Returns: pointer to plaintext buffer (length written to *out_len) on success, NULL on failure. Memory: caller must free() the returned buffer.

Symmetric Encryption

See this section for the full algorithm walkthrough and token layout.

Token layout:

[ IV (16 bytes) | AES-128-CBC ciphertext (PKCS7 padded) | HMAC-SHA256 (32 bytes) ]

Key layout (32 bytes total):

[ HMAC key bytes 0..15 | AES key bytes 16..31 ]

generate_session_key

int generate_session_key(unsigned char key_out[SESSION_KEY_LEN]);

Fills key_out with 32 cryptographically secure random bytes using RAND_bytes().

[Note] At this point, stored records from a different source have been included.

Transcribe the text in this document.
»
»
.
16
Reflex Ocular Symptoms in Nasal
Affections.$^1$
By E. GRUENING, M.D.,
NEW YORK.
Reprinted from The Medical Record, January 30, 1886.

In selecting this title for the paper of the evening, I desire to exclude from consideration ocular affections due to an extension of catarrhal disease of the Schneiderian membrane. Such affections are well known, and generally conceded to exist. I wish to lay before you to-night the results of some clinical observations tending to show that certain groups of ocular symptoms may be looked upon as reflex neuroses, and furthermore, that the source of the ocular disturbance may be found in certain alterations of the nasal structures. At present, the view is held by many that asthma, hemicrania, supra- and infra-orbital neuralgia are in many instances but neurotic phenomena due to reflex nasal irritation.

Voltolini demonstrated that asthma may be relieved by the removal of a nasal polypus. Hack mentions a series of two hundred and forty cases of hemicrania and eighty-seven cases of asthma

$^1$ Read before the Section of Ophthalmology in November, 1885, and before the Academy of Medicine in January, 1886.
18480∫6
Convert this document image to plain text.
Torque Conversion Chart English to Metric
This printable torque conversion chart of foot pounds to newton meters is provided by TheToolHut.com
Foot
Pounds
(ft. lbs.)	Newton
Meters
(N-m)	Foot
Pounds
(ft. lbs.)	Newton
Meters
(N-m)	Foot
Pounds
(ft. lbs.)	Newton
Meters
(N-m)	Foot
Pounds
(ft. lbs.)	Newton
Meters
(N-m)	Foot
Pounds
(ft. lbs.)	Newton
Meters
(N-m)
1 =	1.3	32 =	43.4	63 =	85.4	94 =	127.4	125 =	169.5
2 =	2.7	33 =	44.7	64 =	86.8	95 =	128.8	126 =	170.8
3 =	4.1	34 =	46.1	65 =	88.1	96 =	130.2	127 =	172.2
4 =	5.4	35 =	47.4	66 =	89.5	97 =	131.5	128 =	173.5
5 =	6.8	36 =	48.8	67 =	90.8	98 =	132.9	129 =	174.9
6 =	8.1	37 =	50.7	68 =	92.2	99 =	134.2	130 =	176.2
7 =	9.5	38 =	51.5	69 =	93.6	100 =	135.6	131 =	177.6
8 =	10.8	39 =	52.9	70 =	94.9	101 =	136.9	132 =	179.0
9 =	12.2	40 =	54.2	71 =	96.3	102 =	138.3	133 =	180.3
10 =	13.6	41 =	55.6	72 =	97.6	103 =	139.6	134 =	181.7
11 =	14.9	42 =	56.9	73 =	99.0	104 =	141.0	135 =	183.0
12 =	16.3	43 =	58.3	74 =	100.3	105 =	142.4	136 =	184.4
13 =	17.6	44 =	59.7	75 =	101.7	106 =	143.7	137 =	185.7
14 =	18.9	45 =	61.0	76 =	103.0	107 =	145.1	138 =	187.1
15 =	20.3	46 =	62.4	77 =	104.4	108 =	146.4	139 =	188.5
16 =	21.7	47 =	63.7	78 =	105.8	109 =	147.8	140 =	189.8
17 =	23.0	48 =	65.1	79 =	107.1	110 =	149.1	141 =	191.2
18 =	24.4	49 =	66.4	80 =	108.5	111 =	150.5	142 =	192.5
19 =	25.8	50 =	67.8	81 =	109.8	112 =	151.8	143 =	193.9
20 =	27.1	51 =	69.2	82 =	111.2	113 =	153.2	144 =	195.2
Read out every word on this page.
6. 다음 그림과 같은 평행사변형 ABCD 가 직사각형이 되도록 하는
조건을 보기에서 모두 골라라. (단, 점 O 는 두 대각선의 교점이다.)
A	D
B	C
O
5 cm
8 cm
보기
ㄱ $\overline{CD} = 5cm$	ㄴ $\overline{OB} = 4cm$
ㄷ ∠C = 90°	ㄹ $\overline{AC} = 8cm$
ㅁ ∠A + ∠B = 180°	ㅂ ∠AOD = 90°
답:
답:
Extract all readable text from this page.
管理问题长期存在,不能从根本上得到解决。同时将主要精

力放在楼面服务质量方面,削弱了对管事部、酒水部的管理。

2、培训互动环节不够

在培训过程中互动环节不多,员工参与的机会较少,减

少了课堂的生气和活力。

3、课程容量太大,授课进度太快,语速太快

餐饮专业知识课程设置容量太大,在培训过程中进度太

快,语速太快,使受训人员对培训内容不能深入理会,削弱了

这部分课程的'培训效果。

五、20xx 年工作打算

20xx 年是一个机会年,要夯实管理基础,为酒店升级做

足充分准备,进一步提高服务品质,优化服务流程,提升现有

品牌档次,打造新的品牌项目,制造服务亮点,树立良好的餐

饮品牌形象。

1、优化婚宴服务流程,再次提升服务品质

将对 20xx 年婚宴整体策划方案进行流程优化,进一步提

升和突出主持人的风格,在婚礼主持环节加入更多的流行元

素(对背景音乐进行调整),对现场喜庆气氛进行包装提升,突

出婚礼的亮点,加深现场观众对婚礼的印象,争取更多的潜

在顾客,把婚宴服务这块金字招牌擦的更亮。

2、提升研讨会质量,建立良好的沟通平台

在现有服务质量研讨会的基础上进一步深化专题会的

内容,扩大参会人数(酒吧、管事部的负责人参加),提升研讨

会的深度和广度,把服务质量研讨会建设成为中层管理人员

Returns: 0 on success, -1 on failure.

session_encrypt

unsigned char *session_encrypt(const unsigned char key[SESSION_KEY_LEN],
                               const unsigned char *plain, size_t plain_len,
                               size_t *out_len);

Encrypts plain and returns a token in the layout above. Allocates output sized AES_IV_LEN + plain_len + AES_BLOCK + HMAC_LEN (worst case). OpenSSL applies PKCS7 padding automatically.

Returns: pointer to token on success, NULL on failure. Memory: caller must free() the returned buffer.

session_decrypt

unsigned char *session_decrypt(const unsigned char key[SESSION_KEY_LEN],
                               const unsigned char *token, size_t token_len,
                               size_t *out_len);

Decrypts a token produced by session_encrypt(). Rejects tokens shorter than 64 bytes (AES_IV_LEN + AES_BLOCK + HMAC_LEN). Uses CRYPTO_memcmp() for constant-time HMAC comparison — see Section 1 for why this matters.

Returns: pointer to plaintext (length written to *out_len) on success, NULL on HMAC failure or decryption error. Memory: caller must free() the returned buffer.

Utility Functions

void print_ssl_error(const char *context);

Fetches the most recent OpenSSL error with ERR_get_error(), formats it with ERR_error_string_n(), and prints to stderr:

[OpenSSL] <context>: <error string>

Called internally by all functions on failure. You can also call it directly after any raw OpenSSL API call in your own code.

get_time

double get_time(void);

Returns the current monotonic clock time as a double in seconds with sub-second precision, using clock_gettime(CLOCK_MONOTONIC, ...). Useful for timing protocol phases.

CLOCK_MONOTONIC is used rather than CLOCK_REALTIME so the value is unaffected by system clock adjustments (NTP, daylight saving, etc.). It is not an absolute Unix timestamp, only the difference between two calls is meaningful.